Why meatless on Mondays? Not only is eating less animal protein a healthy diet choice, but curbing your meat consumption can have a significant environmental impact too. In 2006 the U.N. Food and Agriculture Organization reported that animal agriculture accounted for a full 19 percent of greenhouse gases—more than the transportation sector. Best of all, with recipes like these, going meatless can be a delicious weekly habit.
For most of the year, vegetarian eating requires a bit of ingenuity and creativity. In, say, November, combining grains with what vegetables are available in the garden or farmers market or root cellar to make dinner can be a bit of a challenge. Not during summer. It seems I waited and waited for my garden to produce. Now, all of a sudden, I turn around in the garden and everything is just busting out of the ground.
I spend hours weeding in and around the vegetable plants. The tomatoes and herbs require near constant attention. They grow vertically, offering plenty of space at their feet for weeds. But some plants grow out and shade the ground, helping to control the weed population. I tend to overlook these plants, even forget about them, and they always catch me off guard.

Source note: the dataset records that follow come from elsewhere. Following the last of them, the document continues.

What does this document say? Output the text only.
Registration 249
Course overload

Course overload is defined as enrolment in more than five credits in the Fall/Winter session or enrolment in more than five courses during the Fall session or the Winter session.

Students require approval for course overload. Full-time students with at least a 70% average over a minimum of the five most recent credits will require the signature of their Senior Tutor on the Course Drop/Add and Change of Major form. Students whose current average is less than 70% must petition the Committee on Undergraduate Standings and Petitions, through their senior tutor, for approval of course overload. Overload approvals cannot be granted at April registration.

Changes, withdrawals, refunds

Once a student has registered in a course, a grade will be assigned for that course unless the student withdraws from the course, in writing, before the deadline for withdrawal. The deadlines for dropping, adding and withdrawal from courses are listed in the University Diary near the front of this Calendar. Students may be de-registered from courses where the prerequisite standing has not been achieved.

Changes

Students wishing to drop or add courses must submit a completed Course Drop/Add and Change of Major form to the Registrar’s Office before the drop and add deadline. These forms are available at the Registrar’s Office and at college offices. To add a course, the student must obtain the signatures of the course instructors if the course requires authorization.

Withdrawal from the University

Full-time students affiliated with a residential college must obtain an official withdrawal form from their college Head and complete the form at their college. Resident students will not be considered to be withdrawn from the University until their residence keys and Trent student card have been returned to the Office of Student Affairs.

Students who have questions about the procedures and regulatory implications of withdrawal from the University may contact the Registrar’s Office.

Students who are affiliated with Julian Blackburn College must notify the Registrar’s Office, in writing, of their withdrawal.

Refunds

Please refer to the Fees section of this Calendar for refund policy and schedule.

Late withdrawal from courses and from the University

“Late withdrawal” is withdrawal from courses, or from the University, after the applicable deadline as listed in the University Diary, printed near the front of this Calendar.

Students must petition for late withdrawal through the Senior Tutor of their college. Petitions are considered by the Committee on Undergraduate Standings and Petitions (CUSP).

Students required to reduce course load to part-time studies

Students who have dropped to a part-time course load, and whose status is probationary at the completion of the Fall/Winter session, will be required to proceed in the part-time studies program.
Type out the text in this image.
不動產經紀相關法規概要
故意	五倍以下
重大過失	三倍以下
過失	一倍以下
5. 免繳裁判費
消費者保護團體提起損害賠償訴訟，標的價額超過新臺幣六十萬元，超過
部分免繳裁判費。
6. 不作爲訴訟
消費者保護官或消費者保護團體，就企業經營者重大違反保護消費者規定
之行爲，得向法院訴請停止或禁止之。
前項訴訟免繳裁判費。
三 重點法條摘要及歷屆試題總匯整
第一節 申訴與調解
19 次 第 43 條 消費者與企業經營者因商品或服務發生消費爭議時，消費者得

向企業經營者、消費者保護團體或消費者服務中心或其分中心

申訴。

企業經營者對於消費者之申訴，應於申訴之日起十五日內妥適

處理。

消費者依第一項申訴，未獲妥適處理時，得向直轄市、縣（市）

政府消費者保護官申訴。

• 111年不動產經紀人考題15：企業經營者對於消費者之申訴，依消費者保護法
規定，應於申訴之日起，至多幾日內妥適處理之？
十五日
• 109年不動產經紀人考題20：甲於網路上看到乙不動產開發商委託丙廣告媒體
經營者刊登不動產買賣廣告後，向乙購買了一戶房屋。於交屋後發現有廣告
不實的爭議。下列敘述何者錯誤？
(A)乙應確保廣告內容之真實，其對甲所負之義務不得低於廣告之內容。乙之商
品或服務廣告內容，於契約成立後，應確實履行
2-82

Recently, I turned around after weeding the fledgling asparagus bed to see an ocean of cucumber leaves. I pushed a few back to see what they were hiding: no weeds but bushels and bushels of cucumbers, all ripe and ready to go. I’ll spend the next few days brining them into all kinds of pickles, but for lunch today, I’ll pick a couple and whiz them together with a zucchini to make a dead simple and shockingly delicious summer soup.
1 pound zucchini, chopped
3/4 pound cucumbers, peeled
1/2 sweet onion, chopped
1/4 cup apple cider vinegar
1/4 cup water
1 small fresh green chile
1/2 teaspoon ground coriander
Kosher salt and freshly ground pepper
Zucchini flowers for garnish
Puree the zucchini, cucumbers, onion, vinegar, water, chile, coriander, 1 teaspoon salt, and 1/2 teaspoon pepper in a blender until very smooth. Season with salt and pepper to taste; then serve topped with the torn zucchini flowers.